Celebrating Black History Month
Black History Month provides an opportunity to recognize and honor African Americans’ achievements, contributions, and cultural heritage. This year’s theme, “The Black Family: Representation, Identity, and Diversity,” highlights the importance of family in the black community and the diversity within the black family experience. We can work towards greater understanding, representation, and equality for black families and individuals by recognizing and celebrating this theme.
The origin of Black History Month dates back to 1925, when historian and founder of the Association for the Study of Negro Life and History, Dr. Carter G. Woodson, announced his idea for a nationally celebrated Negro History week to honor the numerous contributions that blacks have made to American society. Negro History Week was first celebrated the following year in February 1926 in major cities across the United States. It was expanded to a month-long event in 1976, fifty years after the original Negro History Week. President Gerald R. Ford declared February Black History Month. During this time he called for Americans to “seize the opportunity to honor the too-often neglected accomplishments of black Americans in every area of endeavor throughout history.
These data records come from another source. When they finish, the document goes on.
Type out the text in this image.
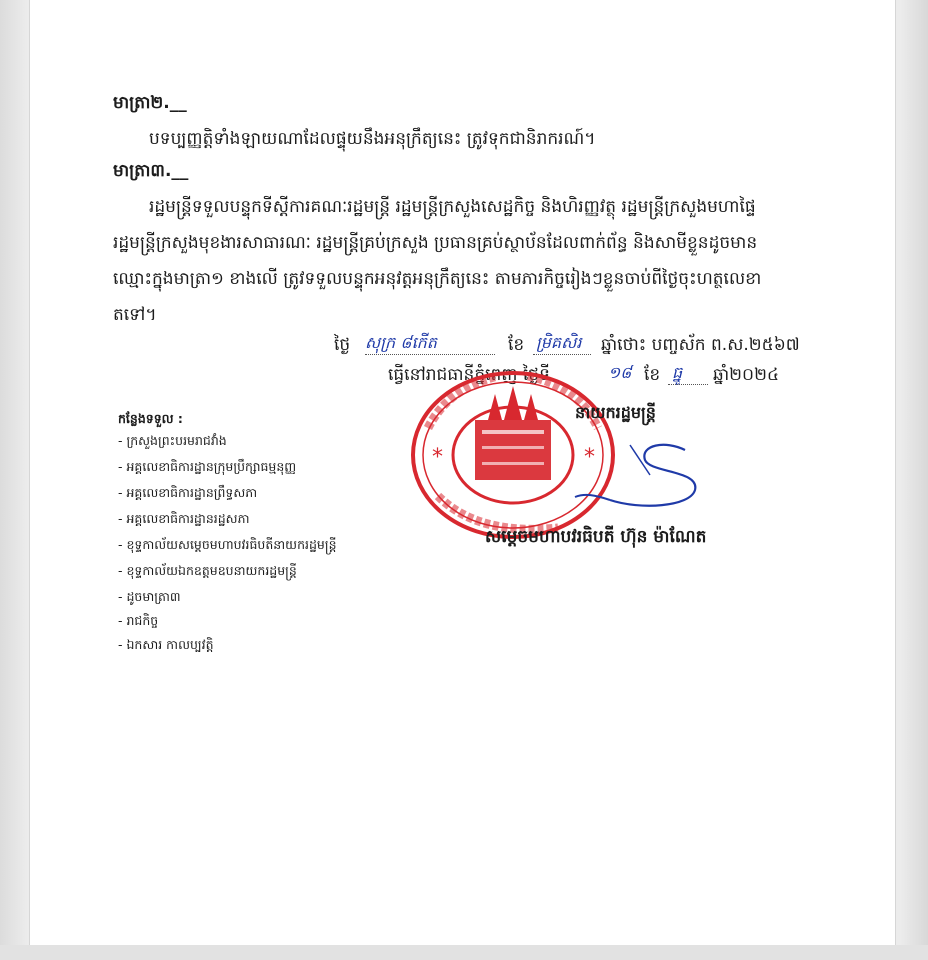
មាត្រា២.__
បទប្បញ្ញត្តិទាំងឡាយណាដែលផ្ទុយនឹងអនុក្រឹត្យនេះ ត្រូវទុកជានិរាករណ៍។
មាត្រា៣.__
រដ្ឋមន្ត្រីទទួលបន្ទុកទីស្តីការគណៈរដ្ឋមន្ត្រី រដ្ឋមន្ត្រីក្រសួងសេដ្ឋកិច្ច និងហិរញ្ញវត្ថុ រដ្ឋមន្ត្រីក្រសួងមហាផ្ទៃ
រដ្ឋមន្ត្រីក្រសួងមុខងារសាធារណៈ រដ្ឋមន្ត្រីគ្រប់ក្រសួង ប្រធានគ្រប់ស្ថាប័នដែលពាក់ព័ន្ធ និងសាមីខ្លួនដូចមាន
ឈ្មោះក្នុងមាត្រា១ ខាងលើ ត្រូវទទួលបន្ទុកអនុវត្តអនុក្រឹត្យនេះ តាមភារកិច្ចរៀងៗខ្លួនចាប់ពីថ្ងៃចុះហត្ថលេខា
តទៅ។
ថ្ងៃ សុក្រ ៨កើត	ខែ ម្រិគសិរ ឆ្នាំថោះ បញ្ចស័ក ព.ស.២៥៦៧
ធ្វើនៅរាជធានីភ្នំពេញ ថ្ងៃទី	១៨ ខែ ធ្នូ ឆ្នាំ២០២៤
*	*
នាយករដ្ឋមន្ត្រី
សម្តេចមហាបវរធិបតី ហ៊ុន ម៉ាណែត
កន្លែងទទួល :
- ក្រសួងព្រះបរមរាជវាំង
- អគ្គលេខាធិការដ្ឋានក្រុមប្រឹក្សាធម្មនុញ្ញ
- អគ្គលេខាធិការដ្ឋានព្រឹទ្ធសភា
- អគ្គលេខាធិការដ្ឋានរដ្ឋសភា
- ខុទ្ទកាល័យសម្តេចមហាបវរធិបតីនាយករដ្ឋមន្ត្រី
- ខុទ្ទកាល័យឯកឧត្តមឧបនាយករដ្ឋមន្ត្រី
- ដូចមាត្រា៣
- រាជកិច្ច
- ឯកសារ កាលប្បវត្តិ
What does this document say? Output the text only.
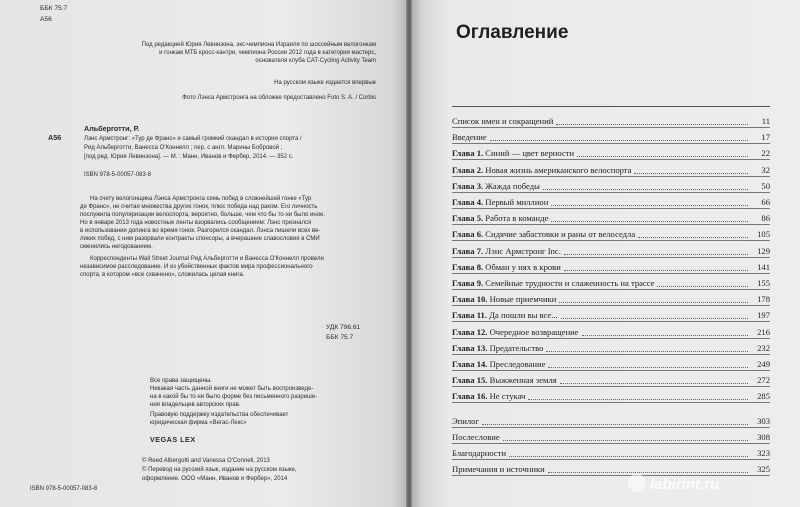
ББК 75.7
А56
Под редакцией Юрия Левинзона, экс-чемпиона Израиля по шоссейным велогонкам
и гонкам МТБ кросс-кантри, чемпиона России 2012 года в категории мастерс,
основателя клуба CAT-Cycling Activity Team
На русском языке издается впервые
Фото Лэнса Армстронга на обложке предоставлено Foto S. A. / Corbis
Альберготти, Р.
А56	Лэнс Армстронг: «Тур де Франс» и самый громкий скандал в истории спорта /
Рид Альберготти, Ванесса О'Коннелл ; пер. с англ. Марины Бобровой ;
[под ред. Юрия Левинзона]. — М. : Манн, Иванов и Фербер, 2014. — 352 с.
ISBN 978-5-00057-083-8
На счету велогонщика Лэнса Армстронга семь побед в сложнейшей гонке «Тур
де Франс», не считая множества других гонок, плюс победа над раком. Его личность
послужила популяризации велоспорта, вероятно, больше, чем что бы то ни было иное.
Но в январе 2013 года новостные ленты взорвались сообщением: Лэнс признался
в использовании допинга во время гонок. Разгорелся скандал. Лэнса пишели всех ве-
ликих побед, с ним разорвали контракты спонсоры, а вчерашние славословия в СМИ
сменились негодованием.
Корреспонденты Wall Street Journal Рид Альберготти и Ванесса О'Коннелл провели
независимое расследование. И из убийственных фактов мира профессионального
спорта, в котором «все схвачено», сложилась целая книга.
УДК 796.61
ББК 75.7
Все права защищены.
Никакая часть данной книги не может быть воспроизведе-
на в какой бы то ни было форме без письменного разреше-
ния владельцев авторских прав.
Правовую поддержку издательства обеспечивает
юридическая фирма «Вегас-Лекс»
VEGAS LEX
© Reed Albergotti and Vanessa O'Connell, 2013
© Перевод на русский язык, издание на русском языке,
оформление. ООО «Манн, Иванов и Фербер», 2014
ISBN 978-5-00057-083-8
Оглавление
Список имен и сокращений	11
Введение	17
Глава 1. Синий — цвет верности	22
Глава 2. Новая жизнь американского велоспорта	32
Глава 3. Жажда победы	50
Глава 4. Первый миллион	66
Глава 5. Работа в команде	86
Глава 6. Сидячие забастовки и раны от велоседла	105
Глава 7. Лэнс Армстронг Inc.	129
Глава 8. Обман у нях в крови	141
Глава 9. Семейные трудности и слаженность на трассе	155
Глава 10. Новые приемчики	178
Глава 11. Да пошли вы все...	197
Глава 12. Очередное возвращение	216
Глава 13. Предательство	232
Глава 14. Преследование	249
Глава 15. Выжженная земля	272
Глава 16. Не стукач	285
Эпилог	303
Послесловие	308
Благодарности	323
Примечания и источники	325
labirint.ru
Dr. Woodson’s organization is now known as the Association for the Study of African American Life and History (ASALH), whose mission is to preserve, promote and educate the global community about black life, history, and culture year-round. The ASALH aims to raise awareness of African Americans’ contributions to society while fighting for equality. The Association for the Study of African American Life and History works to empower black people through its education and outreach.
2023 Black History Month Theme: Black Resistance
It explores how African-Americans have fought repression from America’s earliest days. From escaping the plantation to rising out of poverty and the struggle for equal housing and education to voting rights, the resistance lives on even into the 21st century. It also highlights the institutions and affiliations that have lobbied, litigated, legislated, protested, and achieved success.
Ways to Honor Black History Month
Black History Month runs through February and television celebrates Black voices and stories across film, television, politics, sports and more. PBS has an entire schedule of programming for Black History Month. Visit a Black Museum. Donate time or money to the ASALH, the NAACP legal defense fund, Thurgood Marshall College Fund, the African American Experience Fund (A division of the National Park Foundation,) Black Girls Code, or other worthy causes.
The Library of Congress, National Archives and Records Administration, National Endowment for the Humanities, National Gallery of Art, National Park Service, Smithsonian Institution, and United States Holocaust Memorial Museum join in paying tribute to the generations of African Americans who struggled with adversity to achieve full citizenship in American society.